The patient had undergone percutaneous transfemoral placement of a stent graft for a 47mm large aneurysm of the abdominal aorta (below the level of the renal arteries). At that time, no complication or difficulty developed and a negative Computed Tomography (CT) survey had been obtained three days later.
The patient was asymptomatic at the time of our observation. A 3-month follow-up ultrasound (US) examination was requested. The sac had slightly increased in size (transverse diameter 51mm). The aorto-iliac graft could be recognised in place but a subtle inhomogeneity of the periprosthetic thrombus was noted. The operator decided to immediately perform a contrast-enhanced US examination.
The study was carried out with contrast-specific software (Contrast Tuned ImagingTM, CnTI – Esaote, Genoa, Italy) and a devoted US unit (EsaTuneTM, Esaote). The following parameters were used: 3.5MHz frequency (convex probe), low-power beam (mechanical index 0.08, derated pressure 50MPa), beam focus at the deeper aspect of the region of interest, continuous acquisition mode (starting immediately after the contrast agent injection and lasting for 5 minutes).
A sulphur-exafluoride-based agent (SonoVueTM, Bracco, Milan, Italy) was rapidly injected through a 20G needle and an antecubital vein. A volume of 2.4mL was administered and a 5mL saline flush followed.
About 20 seconds after the injection, immediately after endoprosthesis lumen opacification, an evident inflow within the aneurysmal sac was noted. This contrast leakage appeared at the mid-level of the sac, with no relationship to the proximal and distal ends of the graft. It arose from the posterior aspect of the prosthesis, then spread anteriorly. The sac enhancement persisted for several minutes though intermittent high-intensity flashes were needed to renew the luminal and the sac contrast signal. This enhancement corresponded to the level of baseline US inhomogeneity. No outflow sign was found.
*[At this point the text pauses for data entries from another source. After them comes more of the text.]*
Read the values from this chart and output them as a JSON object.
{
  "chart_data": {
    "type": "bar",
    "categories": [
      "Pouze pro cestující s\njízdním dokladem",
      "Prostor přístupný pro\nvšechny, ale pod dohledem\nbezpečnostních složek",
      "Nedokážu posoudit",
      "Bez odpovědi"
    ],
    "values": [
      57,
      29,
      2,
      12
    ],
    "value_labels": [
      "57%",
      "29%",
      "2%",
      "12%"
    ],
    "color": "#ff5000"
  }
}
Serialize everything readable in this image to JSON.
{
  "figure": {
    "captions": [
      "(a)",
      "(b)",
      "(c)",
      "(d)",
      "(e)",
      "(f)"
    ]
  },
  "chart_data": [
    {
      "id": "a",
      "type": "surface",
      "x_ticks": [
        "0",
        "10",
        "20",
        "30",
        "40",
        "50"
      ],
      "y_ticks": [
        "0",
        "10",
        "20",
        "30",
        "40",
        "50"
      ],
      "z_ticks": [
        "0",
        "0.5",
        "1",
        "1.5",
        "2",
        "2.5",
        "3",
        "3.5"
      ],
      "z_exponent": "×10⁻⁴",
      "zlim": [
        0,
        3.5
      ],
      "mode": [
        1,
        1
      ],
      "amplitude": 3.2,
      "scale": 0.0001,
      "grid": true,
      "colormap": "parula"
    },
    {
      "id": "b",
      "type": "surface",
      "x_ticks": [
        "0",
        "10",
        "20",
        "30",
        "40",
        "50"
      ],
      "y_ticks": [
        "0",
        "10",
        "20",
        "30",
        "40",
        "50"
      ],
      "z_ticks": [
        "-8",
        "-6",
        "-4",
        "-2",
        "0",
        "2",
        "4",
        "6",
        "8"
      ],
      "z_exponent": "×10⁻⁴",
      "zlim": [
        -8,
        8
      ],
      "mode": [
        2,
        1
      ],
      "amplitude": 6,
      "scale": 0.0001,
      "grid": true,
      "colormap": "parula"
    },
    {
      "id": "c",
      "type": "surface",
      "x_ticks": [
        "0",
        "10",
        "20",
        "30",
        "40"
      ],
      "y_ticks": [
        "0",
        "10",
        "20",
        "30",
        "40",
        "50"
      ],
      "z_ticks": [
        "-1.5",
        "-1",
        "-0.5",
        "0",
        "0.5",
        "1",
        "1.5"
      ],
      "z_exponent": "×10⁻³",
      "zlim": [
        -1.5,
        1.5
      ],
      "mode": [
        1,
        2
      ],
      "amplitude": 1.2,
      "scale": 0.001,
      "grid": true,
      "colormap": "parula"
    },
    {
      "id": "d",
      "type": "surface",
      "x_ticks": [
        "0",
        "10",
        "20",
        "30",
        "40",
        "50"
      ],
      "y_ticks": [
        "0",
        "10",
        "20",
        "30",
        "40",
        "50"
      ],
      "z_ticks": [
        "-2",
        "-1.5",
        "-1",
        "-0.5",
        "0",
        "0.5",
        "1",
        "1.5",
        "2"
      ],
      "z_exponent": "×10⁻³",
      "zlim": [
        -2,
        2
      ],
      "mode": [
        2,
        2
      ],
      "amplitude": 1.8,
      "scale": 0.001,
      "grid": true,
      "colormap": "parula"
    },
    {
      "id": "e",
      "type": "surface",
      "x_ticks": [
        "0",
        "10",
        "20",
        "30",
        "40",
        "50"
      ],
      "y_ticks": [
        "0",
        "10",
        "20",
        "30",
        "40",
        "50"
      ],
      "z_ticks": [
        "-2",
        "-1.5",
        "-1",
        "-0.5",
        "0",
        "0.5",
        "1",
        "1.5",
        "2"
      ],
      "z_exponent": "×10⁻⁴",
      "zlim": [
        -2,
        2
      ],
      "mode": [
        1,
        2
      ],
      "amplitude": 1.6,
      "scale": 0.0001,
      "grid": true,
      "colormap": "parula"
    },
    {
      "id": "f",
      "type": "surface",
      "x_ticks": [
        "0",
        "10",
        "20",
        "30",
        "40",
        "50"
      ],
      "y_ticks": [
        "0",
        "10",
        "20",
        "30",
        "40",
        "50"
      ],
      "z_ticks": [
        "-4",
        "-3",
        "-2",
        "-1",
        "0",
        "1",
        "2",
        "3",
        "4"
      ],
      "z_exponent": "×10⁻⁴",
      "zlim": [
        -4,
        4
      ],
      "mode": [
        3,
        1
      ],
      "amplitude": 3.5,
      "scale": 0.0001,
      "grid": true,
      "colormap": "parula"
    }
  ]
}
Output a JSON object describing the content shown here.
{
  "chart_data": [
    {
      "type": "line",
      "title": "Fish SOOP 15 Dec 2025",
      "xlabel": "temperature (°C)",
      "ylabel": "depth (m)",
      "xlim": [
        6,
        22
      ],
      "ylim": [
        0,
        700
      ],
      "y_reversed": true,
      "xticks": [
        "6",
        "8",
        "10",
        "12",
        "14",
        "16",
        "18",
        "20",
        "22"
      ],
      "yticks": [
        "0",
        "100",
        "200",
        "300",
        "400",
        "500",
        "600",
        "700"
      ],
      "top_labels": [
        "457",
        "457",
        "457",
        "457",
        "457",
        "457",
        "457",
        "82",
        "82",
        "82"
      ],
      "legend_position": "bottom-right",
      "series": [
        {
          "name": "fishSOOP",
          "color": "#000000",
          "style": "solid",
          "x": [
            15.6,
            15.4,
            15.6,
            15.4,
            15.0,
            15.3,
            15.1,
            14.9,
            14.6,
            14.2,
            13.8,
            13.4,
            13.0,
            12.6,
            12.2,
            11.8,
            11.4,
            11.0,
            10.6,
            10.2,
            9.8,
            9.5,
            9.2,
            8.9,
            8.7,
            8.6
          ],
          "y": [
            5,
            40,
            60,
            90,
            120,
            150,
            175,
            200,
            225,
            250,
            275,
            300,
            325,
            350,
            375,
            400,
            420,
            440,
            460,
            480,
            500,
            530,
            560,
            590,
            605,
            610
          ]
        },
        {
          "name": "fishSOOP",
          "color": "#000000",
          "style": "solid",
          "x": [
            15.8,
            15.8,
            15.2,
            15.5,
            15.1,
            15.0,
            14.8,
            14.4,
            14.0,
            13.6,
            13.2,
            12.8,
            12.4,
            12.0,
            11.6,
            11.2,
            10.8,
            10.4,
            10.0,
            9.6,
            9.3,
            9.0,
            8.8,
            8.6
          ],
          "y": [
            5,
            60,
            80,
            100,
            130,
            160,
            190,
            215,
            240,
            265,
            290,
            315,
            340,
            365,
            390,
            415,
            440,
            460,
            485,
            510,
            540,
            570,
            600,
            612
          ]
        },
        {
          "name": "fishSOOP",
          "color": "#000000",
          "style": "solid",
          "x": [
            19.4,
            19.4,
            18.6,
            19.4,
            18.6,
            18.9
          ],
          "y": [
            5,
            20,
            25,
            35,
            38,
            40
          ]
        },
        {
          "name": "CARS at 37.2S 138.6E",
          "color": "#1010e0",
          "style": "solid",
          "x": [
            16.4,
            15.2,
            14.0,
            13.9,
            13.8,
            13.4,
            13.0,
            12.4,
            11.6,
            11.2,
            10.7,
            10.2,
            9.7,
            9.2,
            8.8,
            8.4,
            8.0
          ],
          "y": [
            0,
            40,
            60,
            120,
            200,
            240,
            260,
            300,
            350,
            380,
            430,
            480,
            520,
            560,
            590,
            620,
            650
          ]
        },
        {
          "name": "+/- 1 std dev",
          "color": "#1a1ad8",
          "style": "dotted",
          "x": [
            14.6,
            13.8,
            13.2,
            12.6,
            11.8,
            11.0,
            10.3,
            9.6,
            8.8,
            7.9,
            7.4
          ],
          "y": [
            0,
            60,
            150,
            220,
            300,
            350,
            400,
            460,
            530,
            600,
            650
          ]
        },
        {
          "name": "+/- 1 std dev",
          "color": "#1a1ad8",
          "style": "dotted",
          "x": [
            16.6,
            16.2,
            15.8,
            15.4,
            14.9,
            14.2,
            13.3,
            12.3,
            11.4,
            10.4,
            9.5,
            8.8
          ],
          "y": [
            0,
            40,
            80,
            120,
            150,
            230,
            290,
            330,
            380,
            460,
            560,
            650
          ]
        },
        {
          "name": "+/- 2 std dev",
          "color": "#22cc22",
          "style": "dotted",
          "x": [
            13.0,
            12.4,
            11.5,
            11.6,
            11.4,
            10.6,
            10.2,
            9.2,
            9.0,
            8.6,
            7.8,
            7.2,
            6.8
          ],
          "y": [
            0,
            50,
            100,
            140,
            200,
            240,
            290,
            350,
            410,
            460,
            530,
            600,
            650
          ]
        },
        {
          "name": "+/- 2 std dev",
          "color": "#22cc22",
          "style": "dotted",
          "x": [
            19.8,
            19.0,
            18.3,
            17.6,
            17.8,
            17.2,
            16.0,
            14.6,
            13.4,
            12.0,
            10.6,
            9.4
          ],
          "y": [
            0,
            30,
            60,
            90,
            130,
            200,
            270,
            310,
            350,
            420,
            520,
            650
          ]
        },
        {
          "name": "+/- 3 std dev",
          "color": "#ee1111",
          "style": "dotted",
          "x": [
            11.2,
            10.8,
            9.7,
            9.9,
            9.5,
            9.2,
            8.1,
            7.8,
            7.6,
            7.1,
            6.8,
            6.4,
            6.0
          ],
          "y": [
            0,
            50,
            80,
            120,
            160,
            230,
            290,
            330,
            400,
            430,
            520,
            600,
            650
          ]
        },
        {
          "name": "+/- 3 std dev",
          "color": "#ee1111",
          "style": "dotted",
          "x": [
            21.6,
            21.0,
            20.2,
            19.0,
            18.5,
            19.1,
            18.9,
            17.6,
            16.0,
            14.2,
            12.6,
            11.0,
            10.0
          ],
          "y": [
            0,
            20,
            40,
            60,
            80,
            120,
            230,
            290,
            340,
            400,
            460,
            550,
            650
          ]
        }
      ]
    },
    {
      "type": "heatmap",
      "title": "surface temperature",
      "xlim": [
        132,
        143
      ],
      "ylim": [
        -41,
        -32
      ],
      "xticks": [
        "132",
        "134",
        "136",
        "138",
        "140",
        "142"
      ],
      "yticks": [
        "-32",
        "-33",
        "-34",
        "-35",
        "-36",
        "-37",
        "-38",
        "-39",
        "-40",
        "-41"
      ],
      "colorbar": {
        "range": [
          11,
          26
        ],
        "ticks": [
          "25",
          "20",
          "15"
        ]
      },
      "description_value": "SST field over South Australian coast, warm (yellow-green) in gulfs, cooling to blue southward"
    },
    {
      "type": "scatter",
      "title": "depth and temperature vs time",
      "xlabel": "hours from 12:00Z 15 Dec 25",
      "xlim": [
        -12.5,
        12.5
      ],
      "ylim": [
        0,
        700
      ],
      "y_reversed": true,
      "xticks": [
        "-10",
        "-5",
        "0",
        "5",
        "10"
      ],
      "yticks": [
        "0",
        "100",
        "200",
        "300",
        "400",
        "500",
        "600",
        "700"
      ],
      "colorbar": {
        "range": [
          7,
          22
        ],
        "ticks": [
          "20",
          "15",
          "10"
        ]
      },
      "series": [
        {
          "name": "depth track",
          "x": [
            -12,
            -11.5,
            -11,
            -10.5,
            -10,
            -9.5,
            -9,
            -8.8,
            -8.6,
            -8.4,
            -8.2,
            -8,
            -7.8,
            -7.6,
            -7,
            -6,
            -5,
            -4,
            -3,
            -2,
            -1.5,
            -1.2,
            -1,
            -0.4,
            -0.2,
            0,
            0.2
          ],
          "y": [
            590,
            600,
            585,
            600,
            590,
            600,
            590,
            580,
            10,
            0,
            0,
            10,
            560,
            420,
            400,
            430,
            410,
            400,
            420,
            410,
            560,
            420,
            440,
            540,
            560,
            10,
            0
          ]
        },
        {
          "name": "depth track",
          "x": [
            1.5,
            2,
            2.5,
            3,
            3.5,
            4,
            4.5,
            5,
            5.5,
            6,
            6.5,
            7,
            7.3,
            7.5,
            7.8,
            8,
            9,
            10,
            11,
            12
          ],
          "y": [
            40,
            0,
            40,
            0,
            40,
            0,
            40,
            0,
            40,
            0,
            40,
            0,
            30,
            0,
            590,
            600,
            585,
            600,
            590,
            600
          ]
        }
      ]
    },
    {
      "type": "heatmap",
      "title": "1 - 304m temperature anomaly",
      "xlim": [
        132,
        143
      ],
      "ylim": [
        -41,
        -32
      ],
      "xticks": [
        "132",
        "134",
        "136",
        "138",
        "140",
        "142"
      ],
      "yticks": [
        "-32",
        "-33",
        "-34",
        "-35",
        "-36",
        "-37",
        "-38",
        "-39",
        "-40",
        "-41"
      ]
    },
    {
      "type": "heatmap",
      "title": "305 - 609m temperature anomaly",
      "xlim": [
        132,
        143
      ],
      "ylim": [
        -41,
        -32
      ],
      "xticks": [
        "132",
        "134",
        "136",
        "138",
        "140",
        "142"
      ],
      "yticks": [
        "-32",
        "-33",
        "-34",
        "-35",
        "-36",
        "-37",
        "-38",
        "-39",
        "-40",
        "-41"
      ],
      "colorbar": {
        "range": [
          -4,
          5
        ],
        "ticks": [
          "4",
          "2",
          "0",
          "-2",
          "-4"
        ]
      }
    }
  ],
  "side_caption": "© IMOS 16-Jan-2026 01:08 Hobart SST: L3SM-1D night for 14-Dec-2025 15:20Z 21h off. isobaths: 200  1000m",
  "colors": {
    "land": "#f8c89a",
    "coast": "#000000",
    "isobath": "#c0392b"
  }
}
A confirmatory biphasic CT study was performed 2 days later. A Somatom Plus 4 Expert unit (Siemens, Erlangen, Germany) was used. The following scanning parameters were employed: 0.75 revolution time, 3mm thickness, 4.5mm table feed, 1mm reconstruction interval, 25sec start delay (early phase), 120sec start delay (late phase). A breath-hold acquisition from the level of the coeliac trunk to the level of the external iliac arteries was obtained.
A non-ionic contrast agent (iomeprol, Bracco) was injected via a 20G peripheral vein needle and an automatic injector (Angiomat 6000, Liebel-Flarsheim, Cincinnati, USA): 130mL volume, 350mgI/mL concentration, and 4mL/sec rate.
No relevant abnormality could be detected on non-enhanced scans. On CT angiography images a clear contrast medium leakage was detectable, coming from the posterior face of the mid-level left prosthetic channel. No significant collateral feeding vessel was found and no evidence of out-flow was present.
The patient underwent endovascular secondary graft implantation within the aortic sac and recovered without any complication.